Basically, humans and whatever spacecraft they had would be vaporized in the heat before they reached this ocean. When the Galileo probe was dropped into Jupiter, it was equipped with a titanium shell. Titanium melts at 3,100 degrees Fahenheit. It's final transmission was 175 miles down: the temperature was 300 degrees Fahrenheit, and the air pressure was 22 earth atmopsheres. The titanium shell most likely vaporized.
It might be several centuries, or even a millenia before we could design a probe to access the part where the liquid hydrogen ocean begins on both Jupiter and Saturn.

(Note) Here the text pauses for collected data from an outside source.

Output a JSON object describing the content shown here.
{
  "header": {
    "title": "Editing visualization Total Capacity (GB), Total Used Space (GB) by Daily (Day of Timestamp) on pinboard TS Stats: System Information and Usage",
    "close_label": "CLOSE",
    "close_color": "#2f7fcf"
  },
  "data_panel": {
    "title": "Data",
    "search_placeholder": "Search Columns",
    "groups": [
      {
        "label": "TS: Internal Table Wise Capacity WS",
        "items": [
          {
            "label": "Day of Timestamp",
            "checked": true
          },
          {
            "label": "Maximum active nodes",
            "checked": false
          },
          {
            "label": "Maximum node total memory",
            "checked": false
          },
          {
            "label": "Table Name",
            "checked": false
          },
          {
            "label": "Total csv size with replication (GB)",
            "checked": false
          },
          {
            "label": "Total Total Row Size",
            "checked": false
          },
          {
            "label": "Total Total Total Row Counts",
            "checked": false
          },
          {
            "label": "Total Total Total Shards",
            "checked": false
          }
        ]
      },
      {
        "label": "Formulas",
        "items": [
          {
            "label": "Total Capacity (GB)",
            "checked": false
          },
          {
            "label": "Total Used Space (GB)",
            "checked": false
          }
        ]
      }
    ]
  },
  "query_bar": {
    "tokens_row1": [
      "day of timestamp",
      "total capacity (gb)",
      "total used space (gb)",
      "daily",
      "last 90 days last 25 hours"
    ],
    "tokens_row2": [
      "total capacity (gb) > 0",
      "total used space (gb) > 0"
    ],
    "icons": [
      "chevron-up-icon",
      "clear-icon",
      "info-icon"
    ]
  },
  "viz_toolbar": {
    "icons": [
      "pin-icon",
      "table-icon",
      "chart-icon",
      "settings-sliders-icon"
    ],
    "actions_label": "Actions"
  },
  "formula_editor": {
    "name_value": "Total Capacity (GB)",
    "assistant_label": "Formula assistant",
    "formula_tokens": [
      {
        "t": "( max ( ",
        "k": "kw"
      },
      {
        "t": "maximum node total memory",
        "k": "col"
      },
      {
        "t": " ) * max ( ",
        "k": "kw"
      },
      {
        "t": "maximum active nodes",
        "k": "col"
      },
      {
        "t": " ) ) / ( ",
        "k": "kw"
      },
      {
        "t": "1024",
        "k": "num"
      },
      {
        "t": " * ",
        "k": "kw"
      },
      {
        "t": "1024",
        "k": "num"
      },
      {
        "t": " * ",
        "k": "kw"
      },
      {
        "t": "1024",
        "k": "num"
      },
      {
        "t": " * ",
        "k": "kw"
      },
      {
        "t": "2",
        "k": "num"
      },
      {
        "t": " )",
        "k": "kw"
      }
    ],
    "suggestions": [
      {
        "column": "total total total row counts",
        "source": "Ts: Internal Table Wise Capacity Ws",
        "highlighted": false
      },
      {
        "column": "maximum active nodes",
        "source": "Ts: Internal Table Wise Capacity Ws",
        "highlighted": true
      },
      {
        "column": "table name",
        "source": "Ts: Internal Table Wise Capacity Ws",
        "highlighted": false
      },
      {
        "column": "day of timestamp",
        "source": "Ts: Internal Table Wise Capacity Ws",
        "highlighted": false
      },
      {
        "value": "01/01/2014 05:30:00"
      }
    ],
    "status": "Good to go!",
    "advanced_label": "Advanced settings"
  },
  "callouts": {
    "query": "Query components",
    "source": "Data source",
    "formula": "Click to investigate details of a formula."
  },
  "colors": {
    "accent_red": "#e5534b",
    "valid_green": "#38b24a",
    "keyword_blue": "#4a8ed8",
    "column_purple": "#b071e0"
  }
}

As for being able to fly in the vicinity of Jovian and Saturnian thunderstorms, that has its own dangers. Jupiter's thunderstorms grow to 50 miles in height, and up to 2,500 miles wide. Lightning on Jupiter is 1,000 times stronger than Earth's. Saturn's winds can reach 1,000 miles an hour. That means the winds are supersonic. We don't know enough yet about how powerful Saturn's thunderstorms are, but I venture that they may be as violent-if not more so-than Jupiter's. I've even thought about super-tornadoes on each planet, which would make the Earth's F5 twisters seem like a tame dust devil by comparison.
The trick would be to create some probe that could surf the winds, which would be equipped with a camera to take pictures of the thunderstorms. How long such a probe would last is an interesting question. It all depends on the dyanimcs of the atmosphere at the time, and there is also the risk of the probe getting hit by lightning.